Dimanche, la circulation était fluide dans le centre de la capitale et de nombreux commerces étaient encore fermés.

"C'est plus calme que d'habitude", a assuré une serveuse dans un café d'un centre commercial luxueux du World Trade Center de Bahreïn, en montrant ses deux seuls clients à l'heure du déjeuner.

"La plupart des bureaux sont encore fermés", a-t-elle ajouté, en notant que les restaurants étaient en général remplis à cette heure de la journée.

Le parking du World Trade Center était à moitié plein et des véhicules militaires montaient la garde à l'entrée du district financier, qui avait dû arrêter ses activités face à la tension croissante.

Le 14 mars, l'Arabie saoudite, le puissant voisin du petit archipel qui abrite le commandement de la Ve flotte américaine, a dépêché un millier de soldats pour soutenir le régime, et deux jours plus tard la police bahreïnie a chassé les protestataires qui campaient dans le centre de Manama.

Ces violences ont fait au moins cinq morts parmi les manifestants, et coûté la vie à deux policiers. La monarchie a décrété l'état d'urgence, et détruit vendredi un monument de 60 mètres de haut devenu le point de ralliement des manifestants, sur la place de la Perle.

Au total, 16 personnes, 12 protestataires et 4 policiers, ont été tuées depuis le début de la contestation du régime le 14 février.

L'instabilité a inquiété les marchés et les agences de notation internationales ont pénalisé la place de Bahreïn, qui a l'ambition de rivaliser dans le domaines des services financiers avec son voisin Dubaï.

Standard and Poor's a abaissé de deux crans sa note souveraine, dorénavant fixée à "BBB", et envisage de l'abaisser à nouveau. Selon l'agence de notation financière, les troubles vont être dommageables à Bahreïn, "comme centre touristique, et de manière plus importante, comme centre financier offshore, en compétition avec d'autres villes du Golfe".

Les clients se pressaient dans les banques qui ont rouvert, et les employés avaient à rattraper le retard accumulé. "Nous avons beaucoup de documents à traiter", a expliqué un préposé derrière son comptoir.

Selon un gardien d'une grande banque internationale, des employés n'ont pas pu se rendre à leur travail, à cause des mesures de sécurité mises en place autour de quartiers chiites de la ville.

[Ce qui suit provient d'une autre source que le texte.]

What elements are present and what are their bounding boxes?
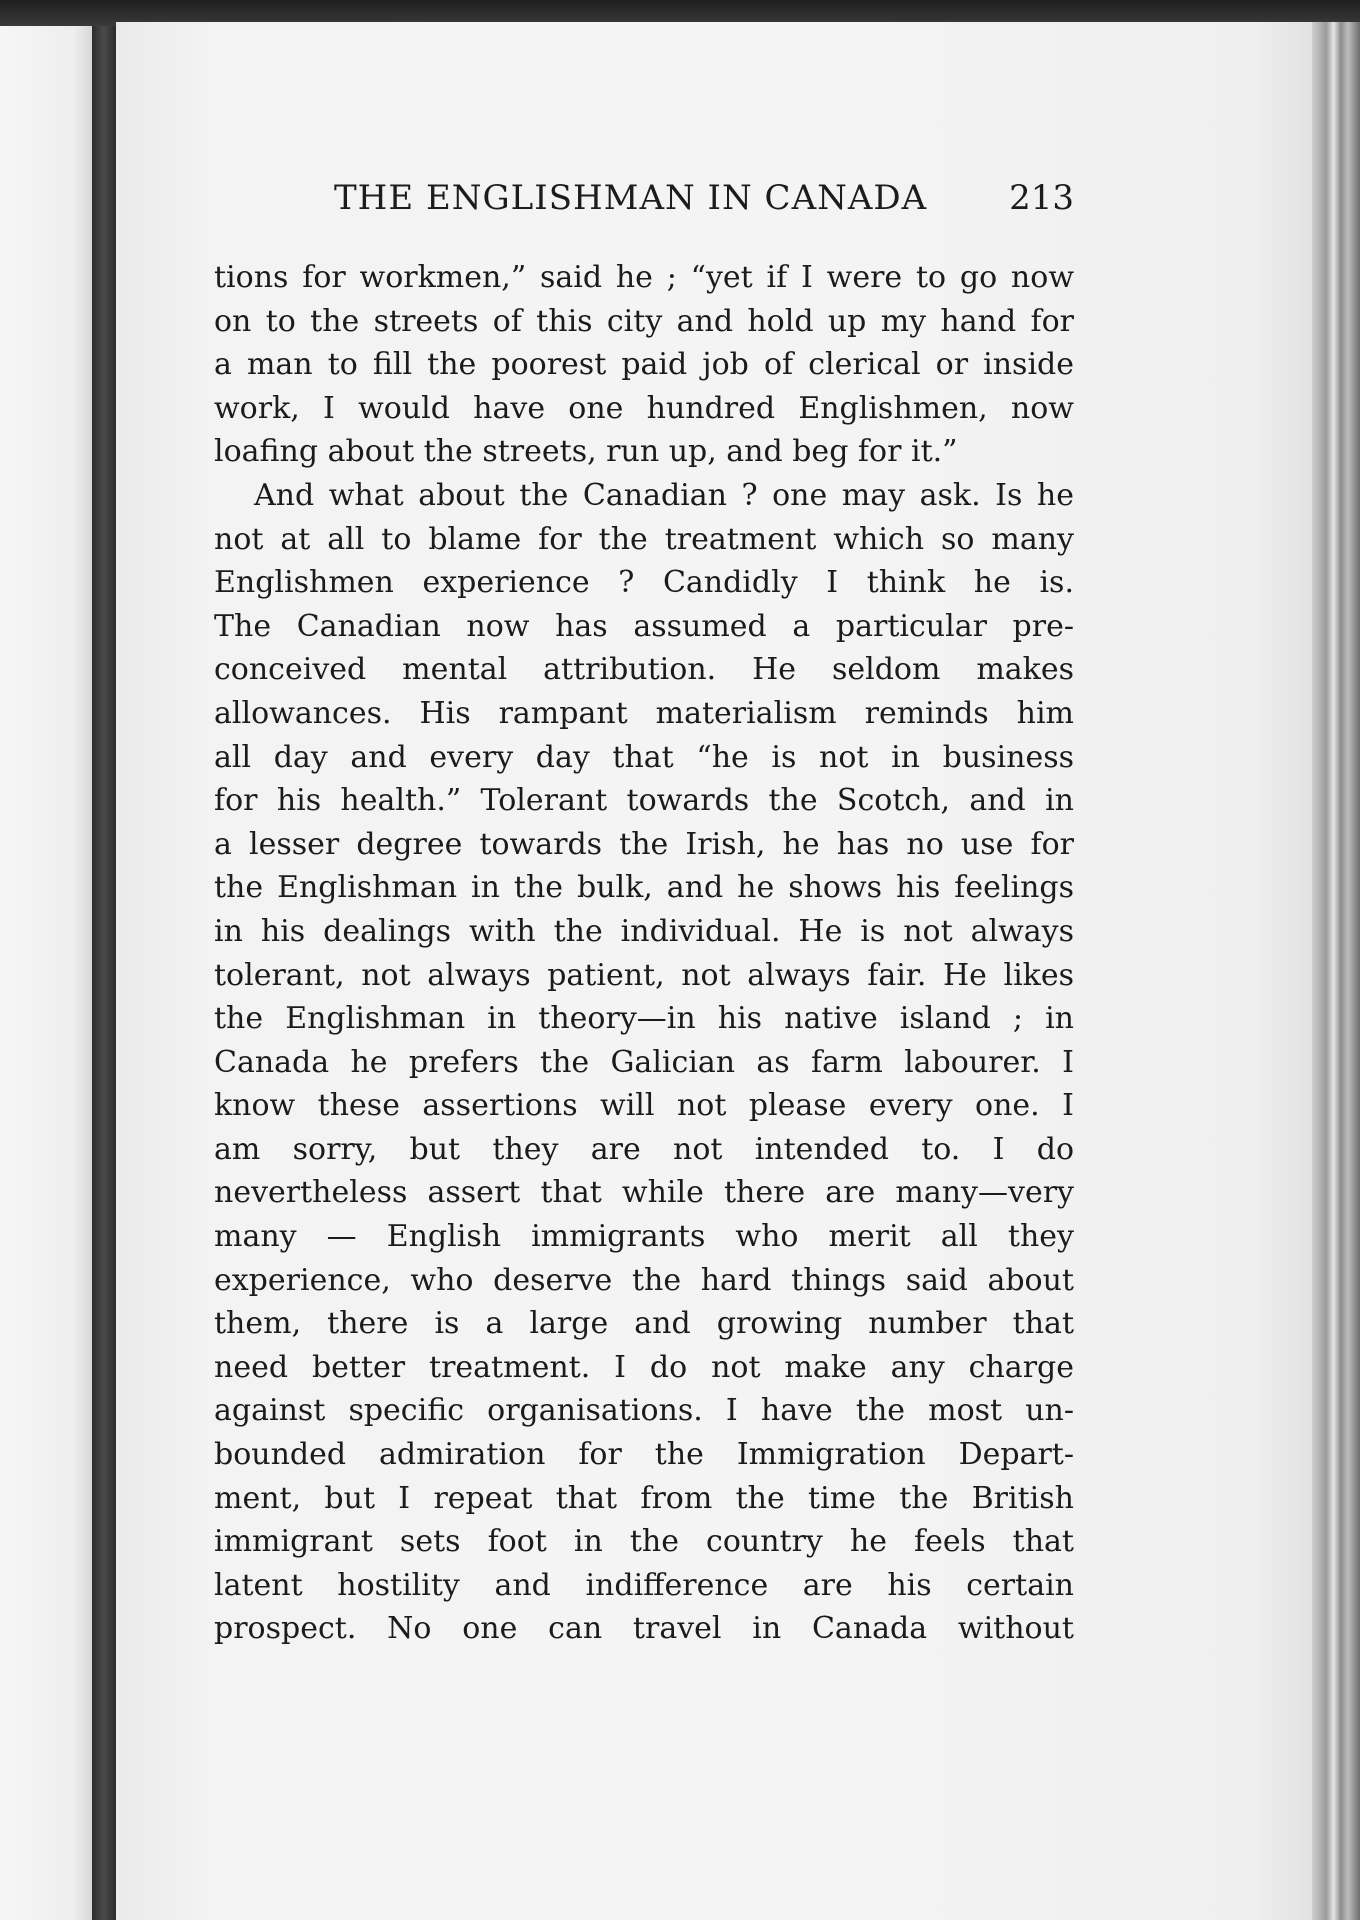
text-line: know these assertions will not please every one. I [214, 1088, 1074, 1124]
text-line: against specific organisations. I have the most un- [214, 1393, 1074, 1429]
text-line: Canada he prefers the Galician as farm labourer. I [214, 1044, 1074, 1080]
text-line: loafing about the streets, run up, and beg for it.” [214, 434, 958, 470]
text-line: immigrant sets foot in the country he feels that [214, 1524, 1074, 1560]
text-line: latent hostility and indifference are his certain [214, 1567, 1074, 1603]
text-line: many — English immigrants who merit all they [214, 1219, 1074, 1255]
text-line: for his health.” Tolerant towards the Scotch, and in [214, 783, 1074, 819]
text-line: conceived mental attribution. He seldom makes [214, 652, 1074, 688]
facing-page-margin [0, 26, 92, 1920]
text-line: work, I would have one hundred Englishmen, now [214, 390, 1074, 426]
text-line: a lesser degree towards the Irish, he has no use for [214, 826, 1074, 862]
text-line: on to the streets of this city and hold up my hand for [214, 303, 1074, 339]
page-number: 213 [1009, 178, 1074, 218]
text-line: bounded admiration for the Immigration Depart- [214, 1437, 1074, 1473]
text-line: am sorry, but they are not intended to. I do [214, 1131, 1074, 1167]
text-line: in his dealings with the individual. He is not always [214, 913, 1074, 949]
text-line: all day and every day that “he is not in business [214, 739, 1074, 775]
running-head-title: THE ENGLISHMAN IN CANADA [334, 178, 928, 218]
text-line: nevertheless assert that while there are many—very [214, 1175, 1074, 1211]
text-line: prospect. No one can travel in Canada without [214, 1611, 1074, 1647]
text-line: not at all to blame for the treatment which so many [214, 521, 1074, 557]
text-line: And what about the Canadian ? one may ask. Is he [254, 477, 1074, 513]
text-line: the Englishman in the bulk, and he shows his feelings [214, 870, 1074, 906]
text-line: tolerant, not always patient, not always fair. He likes [214, 957, 1074, 993]
page-fore-edge [1312, 22, 1360, 1920]
text-line: tions for workmen,” said he ; “yet if I were to go now [214, 260, 1074, 295]
text-line: The Canadian now has assumed a particular pre- [214, 608, 1074, 644]
binding-spine-shadow [92, 26, 116, 1920]
text-line: allowances. His rampant materialism reminds him [214, 695, 1074, 731]
text-line: Englishmen experience ? Candidly I think he is. [214, 565, 1074, 601]
text-line: the Englishman in theory—in his native island ; in [214, 1001, 1074, 1037]
text-line: a man to fill the poorest paid job of clerical or inside [214, 347, 1074, 383]
text-line: them, there is a large and growing number that [214, 1306, 1074, 1342]
text-line: experience, who deserve the hard things said about [214, 1262, 1074, 1298]
text-line: ment, but I repeat that from the time the British [214, 1480, 1074, 1516]
body-text [214, 256, 1074, 1651]
text-line: need better treatment. I do not make any charge [214, 1349, 1074, 1385]
running-head [214, 178, 1074, 228]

D'autres ont répondu à l'appel à la grève lancé par les syndicats pour protester contre la répression des manifestations.

Et les marchands de souvenirs attendaient sans grand espoir la venue d'improbables touristes. "Je n'ai pas eu un seul client aujourd'hui", se lamentait Wassim Raja Soufi, un indien de 25 ans, dont la famille tient une échoppe dans un centre commercial.

Son magasin est resté portes closes pendant une semaine et il craint d'avoir à le fermer définitivement si les étrangers continuent à bouder l'ancien royaume des perles.